Scottish secretary Alister Jack “did not act irrationally” when he called on never-before-used powers to block controversial gender reforms in Scotland, according to UK Government legal arguments published on Friday.
In April, Scotland’s First Minister Humza Yousaf confirmed the Scottish Government would mount a legal challenge against the UK Government’s use of Section 35 powers, which prevented the Gender Recognition Reform (Scotland) Bill from gaining royal assent.
The legal challenge is due to be heard at the Court of Session in Edinburgh next month.
In a note of argument published ahead of the hearing, Lord Stewart KC, Advocate General for Scotland, said: “The Bill modifies the law as it applies to the reserved matters specified in S1 of Schedule 2 to the Gender Recognition Reform (Scotland) Bill (Prohibition on Submission for Royal Assent) Order 2023 (“the Order”).
“In making the Order, the secretary of state (Jack) did not act irrationally on the basis of the evidence which was before him or by taking into account any irrelevant considerations.”
The reforms aim to make it easier for trans people to self-identify and obtain a gender recognition certificate.
The powers under the Scotland Act – the legislation which established the devolved Scottish Parliament – had never been used before, with UK Government ministers arguing the gender legislation infringed on devolved equality laws.
Yousaf previously said the legal challenge was necessary to “defend the Scottish Parliament’s democracy from the Westminster veto”.
In the note of argument, Lord Stewart said the “plain intent and purpose” of the Scotland Act (SA) is that Section 35 should be exercisable by the secretary of state in areas of devolved competence, provided only that specified preconditions are met.
He said: “If that is so, there is nothing whatever to suggest that the UK Parliament intended some additional, unspecified constraint on the exercise of the power on the basis that the context involved a ‘policy disagreement’ (as the issue is framed by the petitioners) between the UK and Scottish governments.

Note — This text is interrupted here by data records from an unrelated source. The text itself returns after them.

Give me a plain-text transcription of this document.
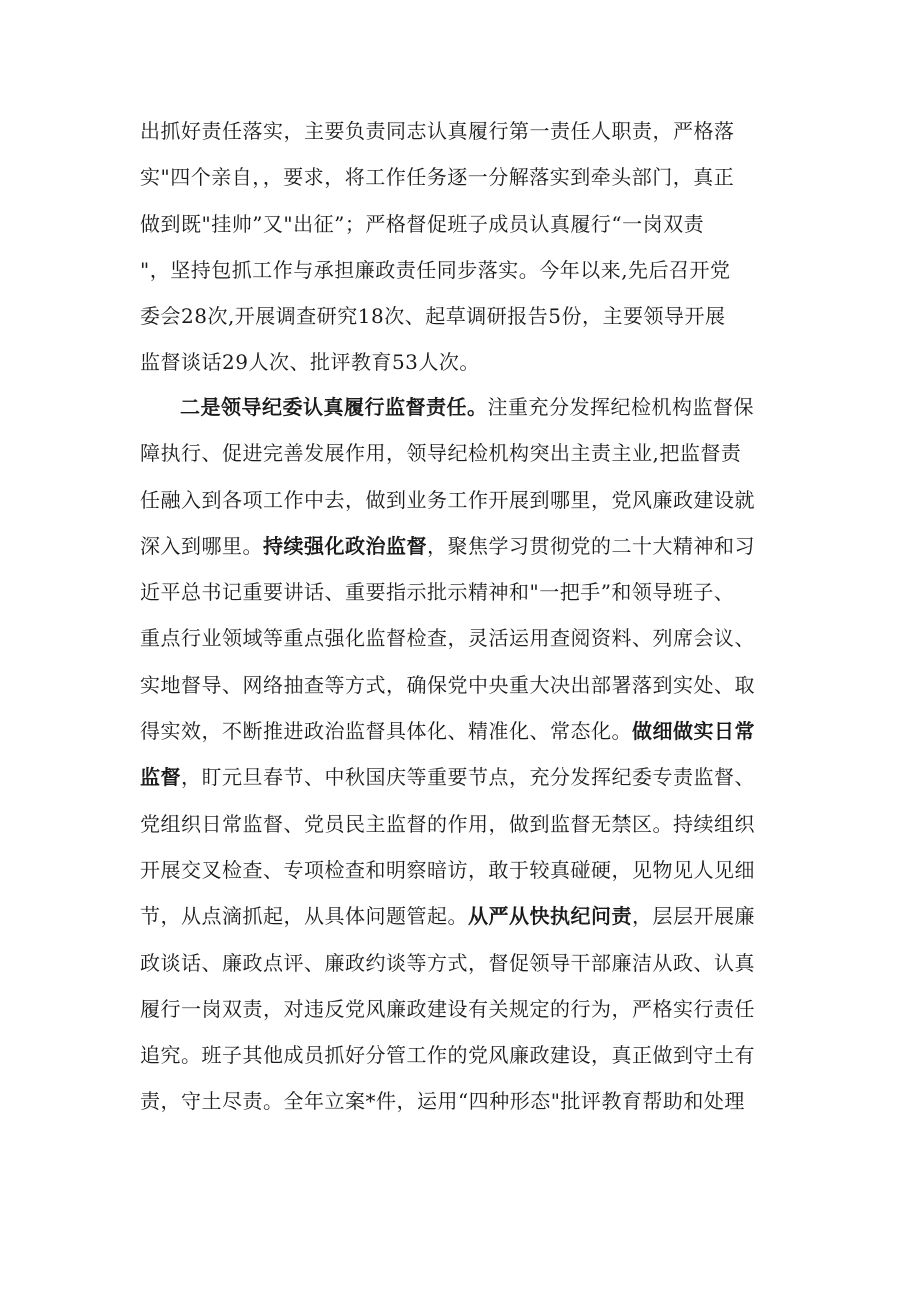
出抓好责任落实，主要负责同志认真履行第一责任人职责，严格落
实"四个亲自，，要求，将工作任务逐一分解落实到牵头部门，真正
做到既"挂帅”又"出征”；严格督促班子成员认真履行“一岗双责
"，坚持包抓工作与承担廉政责任同步落实。今年以来,先后召开党
委会28次,开展调查研究18次、起草调研报告5份，主要领导开展
监督谈话29人次、批评教育53人次。
二是领导纪委认真履行监督责任。注重充分发挥纪检机构监督保
障执行、促进完善发展作用，领导纪检机构突出主责主业,把监督责
任融入到各项工作中去，做到业务工作开展到哪里，党风廉政建设就
深入到哪里。持续强化政治监督，聚焦学习贯彻党的二十大精神和习
近平总书记重要讲话、重要指示批示精神和"一把手”和领导班子、
重点行业领域等重点强化监督检查，灵活运用查阅资料、列席会议、
实地督导、网络抽查等方式，确保党中央重大决出部署落到实处、取
得实效，不断推进政治监督具体化、精准化、常态化。做细做实日常
监督，盯元旦春节、中秋国庆等重要节点，充分发挥纪委专责监督、
党组织日常监督、党员民主监督的作用，做到监督无禁区。持续组织
开展交叉检查、专项检查和明察暗访，敢于较真碰硬，见物见人见细
节，从点滴抓起，从具体问题管起。从严从快执纪问责，层层开展廉
政谈话、廉政点评、廉政约谈等方式，督促领导干部廉洁从政、认真
履行一岗双责，对违反党风廉政建设有关规定的行为，严格实行责任
追究。班子其他成员抓好分管工作的党风廉政建设，真正做到守土有
责，守土尽责。全年立案*件，运用“四种形态"批评教育帮助和处理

“The existence of the power in Section 35 explicitly recognises the possibility that devolved policy may have an adverse impact on the operation of the law as it applies to reserved matters (as in the present case).”
Lord Stewart also said: “Section 35 exists as part of the devolution framework.
“It forms part of a suite of carefully crafted checks and balances on the devolution of law-making power from the UK Parliament to the Scottish Parliament, which includes, but goes beyond, the question of competency alone.”
In the note of argument, which responds to the petition from Scottish ministers (the petitioners), he said: “The secretary of State did not err in law in concluding that the provisions of the bill listed in Schedule 1 to the Order modify the law as it applies to reserved matters.
“The petitioners’ argument relies upon an incorrect, formalistic and unduly narrow interpretation of Section 35.”
The legal argument also states the Scottish Government “misinterpret” the Section 35 order by suggesting a divergence exists between the schemes for gender recognition in Scotland and that of the rest of the UK.
But Lord Stewart argued: “It is not the fact of divergence itself which is considered by the secretary of state to be adverse, but rather the effect that particular examples of divergence would have on the operation of the law as it applies.”
It comes after it emerged a senior judge has granted LGBT+ organisations permission to intervene in the legal challenge against the UK Government’s block on the gender reforms.
Charities such as Stonewall, Gendered Intelligence and the Institute for Constitutional and Democratic Research (ICDR) will be able to present written evidence to the court on the adverse consequences of the UK Government’s decision.